Urgent action needed on autism school places
Urgent action needed on autism school places - The Labour Party
Labour education spokesperson Deputy Eoghan Kenny has said that Government must urgently overhaul how school places for children with autism are planned and allocated, following an Examiner report today that a Dublin mother was told to apply for a place in Wicklow and Kildare despite living just yards from a local school, and he has called on the Minister for Education to immediately introduce a centralised application system to ensure children can access appropriate education close to home.
Deputy Kenny said:
“What this family has experienced is not an exception, it is a symptom of a system that is failing children with additional needs and pushing parents to breaking point. We are facing another summer of parents having to take to the streets simply to secure a school place for their child with autism, and that is a damning indictment of Government inaction. No parent should be told that their child must travel across counties to access an education when a school sits on their doorstep. That is not a choice, it is chaos.
“This case lays bare the complete disconnect between where places are being created and where children actually live. Fianna Fáil and Fine Gael will point to the opening of new special classes and new places, and of course any additional provision is welcome, but opening places without proper planning is not enough. Places must be appropriately distributed and they must be in the right settings to meet the specific needs of each child. A place that exists only on paper, or one that is hours away from a child’s home, does not meet that test.

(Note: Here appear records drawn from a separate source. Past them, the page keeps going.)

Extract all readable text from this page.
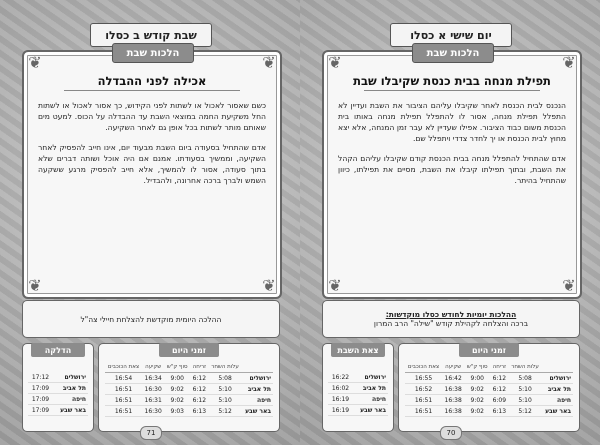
שבת קודש ב כסלו
❦
❦
❦
❦
הלכות שבת
אכילה לפני ההבדלה

כשם שאסור לאכול או לשתות לפני הקידוש, כך אסור לאכול או לשתות החל משקיעת החמה במוצאי השבת עד ההבדלה על הכוס. למעט מים שאותם מותר לשתות בכל אופן גם לאחר השקיעה.

אדם שהתחיל בסעודה ביום השבת מבעוד יום, אינו חייב להפסיק לאחר השקיעה, וממשיך בסעודתו. אמנם אם היה אוכל ושותה דברים שלא בתוך סעודה, אסור לו להמשיך, אלא חייב להפסיק מרגע ששקעה השמש ולברך ברכה אחרונה, ולהבדיל.

ההלכה היומית מוקדשת להצלחת חיילי צה"ל
זמני היום
	עלות השחר	זריחה	סוף ק"ש	שקיעה	צאת הכוכבים
ירושלים	5:08	6:12	9:00	16:34	16:54
תל אביב	5:10	6:12	9:02	16:30	16:51
חיפה	5:10	6:12	9:02	16:31	16:51
באר שבע	5:12	6:13	9:03	16:30	16:51
הדלקה
ירושלים	17:12
תל אביב	17:09
חיפה	17:09
באר שבע	17:09
71
יום שישי א כסלו
❦
❦
❦
❦
הלכות שבת
תפילת מנחה בבית כנסת שקיבלו שבת

הנכנס לבית הכנסת לאחר שקיבלו עליהם הציבור את השבת ועדיין לא התפלל תפילת מנחה, אסור לו להתפלל תפילת מנחה באותו בית הכנסת משום כבוד הציבור. אפילו שעדיין לא עבר זמן המנחה, אלא יצא מחוץ לבית הכנסת או יך לחדר צדדי ויתפלל שם.

אדם שהתחיל להתפלל מנחה בבית הכנסת קודם שקיבלו עליהם הקהל את השבת, ובתוך תפילתו קיבלו את השבת, מסיים את תפילתו, כיוון שהתחיל בהיתר.

ההלכות יומיות לחודש כסלו מוקדשות:
ברכה והצלחה לקהילת קודש "שילה" הרב המרון
זמני היום
	עלות השחר	זריחה	סוף ק"ש	שקיעה	צאת הכוכבים
ירושלים	5:08	6:12	9:00	16:42	16:55
תל אביב	5:10	6:12	9:02	16:38	16:52
חיפה	5:10	6:09	9:02	16:38	16:51
באר שבע	5:12	6:13	9:02	16:38	16:51
צאת השבת
ירושלים	16:22
תל אביב	16:02
חיפה	16:19
באר שבע	16:19
70
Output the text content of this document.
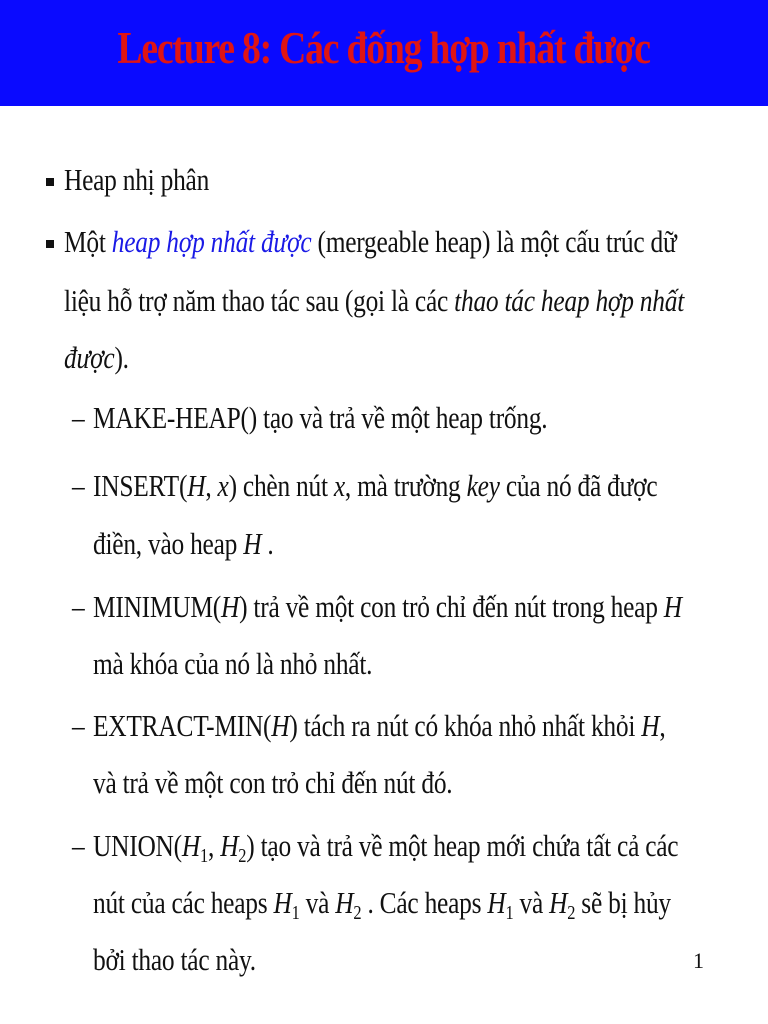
Lecture 8: Các đống hợp nhất được
Heap nhị phân
Một heap hợp nhất được (mergeable heap) là một cấu trúc dữ
liệu hỗ trợ năm thao tác sau (gọi là các thao tác heap hợp nhất
được).
– MAKE-HEAP() tạo và trả về một heap trống.
– INSERT(H, x) chèn nút x, mà trường key của nó đã được
điền, vào heap H .
– MINIMUM(H) trả về một con trỏ chỉ đến nút trong heap H
mà khóa của nó là nhỏ nhất.
– EXTRACT-MIN(H) tách ra nút có khóa nhỏ nhất khỏi H,
và trả về một con trỏ chỉ đến nút đó.
– $UNION(H_1$, $H_2$) tạo và trả về một heap mới chứa tất cả các
nút của các heaps $H_1$ và $H_2$ . Các heaps $H_1$ và $H_2$ sẽ bị hủy
bởi thao tác này.	1
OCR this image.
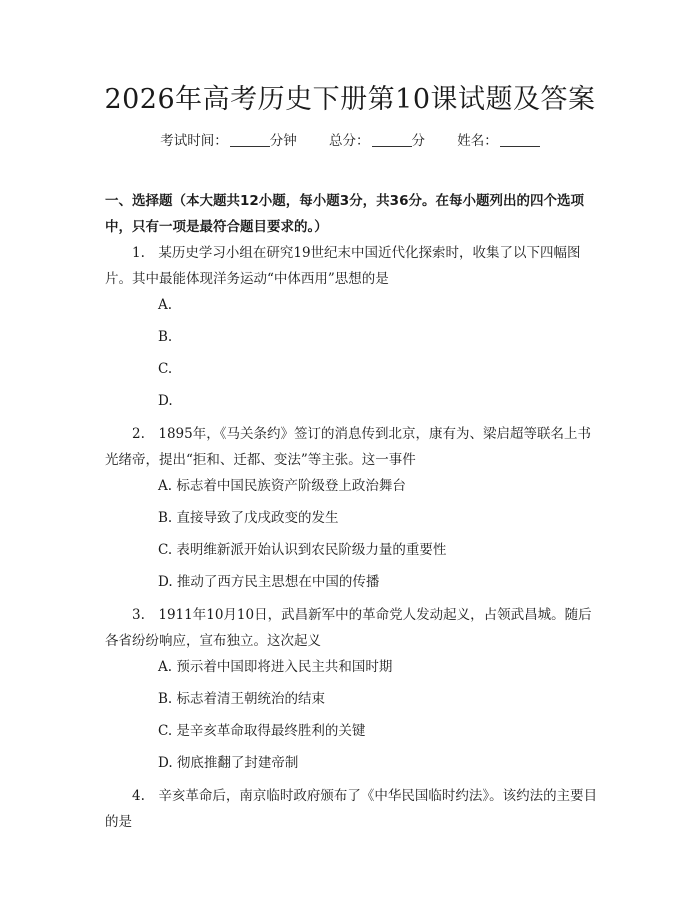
2026年高考历史下册第10课试题及答案
考试时间：	分钟 总分：	分 姓名：
一、选择题（本大题共12小题，每小题3分，共36分。在每小题列出的四个选项中，只有一项是最符合题目要求的。）
1.　某历史学习小组在研究19世纪末中国近代化探索时，收集了以下四幅图片。其中最能体现洋务运动“中体西用”思想的是
A.
B.
C.
D.
2.　1895年，《马关条约》签订的消息传到北京，康有为、梁启超等联名上书光绪帝，提出“拒和、迁都、变法”等主张。这一事件
A. 标志着中国民族资产阶级登上政治舞台
B. 直接导致了戊戌政变的发生
C. 表明维新派开始认识到农民阶级力量的重要性
D. 推动了西方民主思想在中国的传播
3.　1911年10月10日，武昌新军中的革命党人发动起义，占领武昌城。随后各省纷纷响应，宣布独立。这次起义
A. 预示着中国即将进入民主共和国时期
B. 标志着清王朝统治的结束
C. 是辛亥革命取得最终胜利的关键
D. 彻底推翻了封建帝制
4.　辛亥革命后，南京临时政府颁布了《中华民国临时约法》。该约法的主要目的是
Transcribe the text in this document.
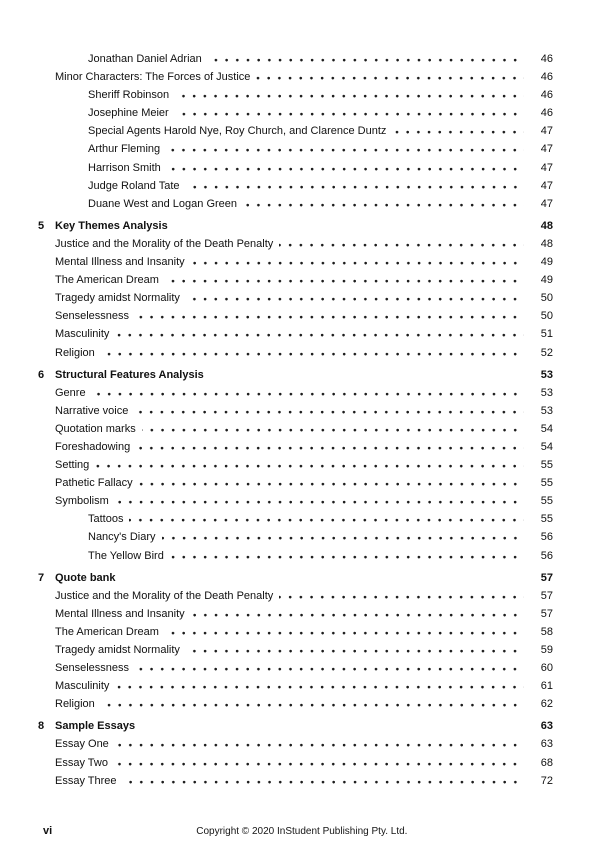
Jonathan Daniel Adrian	46
Minor Characters: The Forces of Justice	46
Sheriff Robinson	46
Josephine Meier	46
Special Agents Harold Nye, Roy Church, and Clarence Duntz	47
Arthur Fleming	47
Harrison Smith	47
Judge Roland Tate	47
Duane West and Logan Green	47
5 Key Themes Analysis	48
Justice and the Morality of the Death Penalty	48
Mental Illness and Insanity	49
The American Dream	49
Tragedy amidst Normality	50
Senselessness	50
Masculinity	51
Religion	52
6 Structural Features Analysis	53
Genre	53
Narrative voice	53
Quotation marks	54
Foreshadowing	54
Setting	55
Pathetic Fallacy	55
Symbolism	55
Tattoos	55
Nancy's Diary	56
The Yellow Bird	56
7 Quote bank	57
Justice and the Morality of the Death Penalty	57
Mental Illness and Insanity	57
The American Dream	58
Tragedy amidst Normality	59
Senselessness	60
Masculinity	61
Religion	62
8 Sample Essays	63
Essay One	63
Essay Two	68
Essay Three	72
vi	Copyright © 2020 InStudent Publishing Pty. Ltd.
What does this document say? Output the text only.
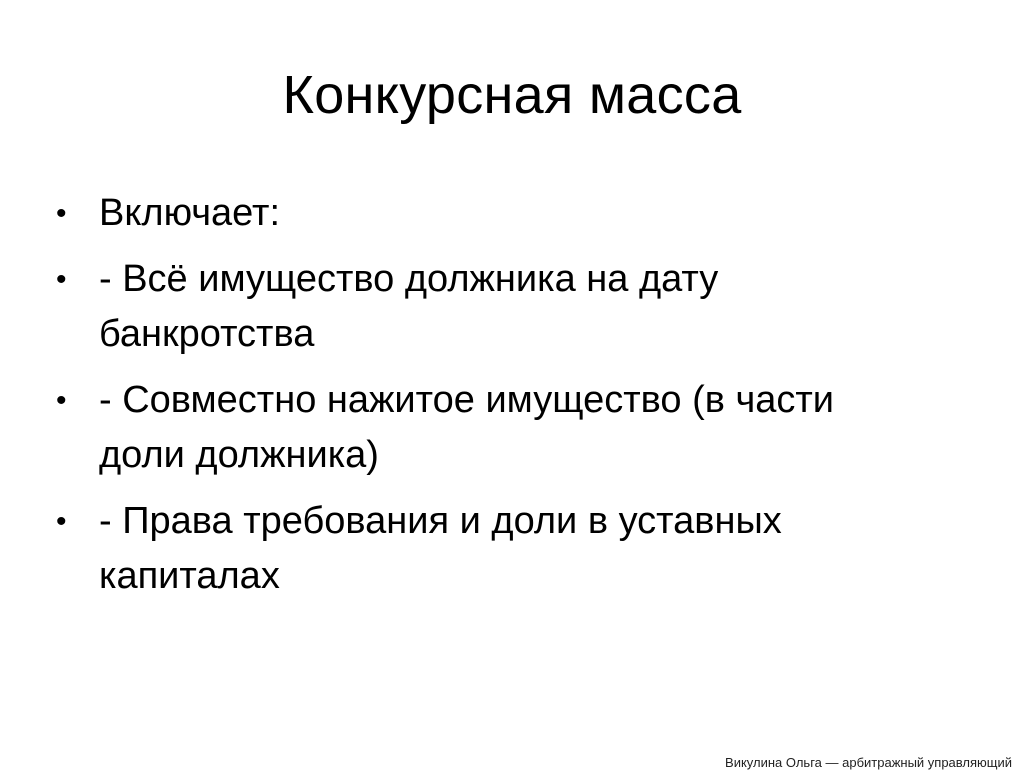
Конкурсная масса
• Включает:
• - Всё имущество должника на дату банкротства
• - Совместно нажитое имущество (в части доли должника)
• - Права требования и доли в уставных капиталах
Викулина Ольга — арбитражный управляющий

“A core problem is the absence of a centralised application system within the National Council for Special Education. Because applications are scattered across individual schools, it is impossible to properly track the level of need, to see where demand is concentrated, or to plan ahead in a meaningful way. Labour has long called for a centralised system so that the State finally has a clear picture of how many children need places, what type of places they need, and where those places must be delivered. Without that data, the Government is effectively planning blind.
“Minister must stop firefighting and start planning properly. That means putting a centralised application system in place without delay, using that information to plan provision years in advance, and ensuring that every new place opened is in the right location and in the right setting. It also means engaging honestly with parents instead of leaving them in limbo and hoping the problem goes away. Minister must act now to put a fair, transparent and planned system in place so that every child with autism can access an appropriate school place close to home, where they belong.”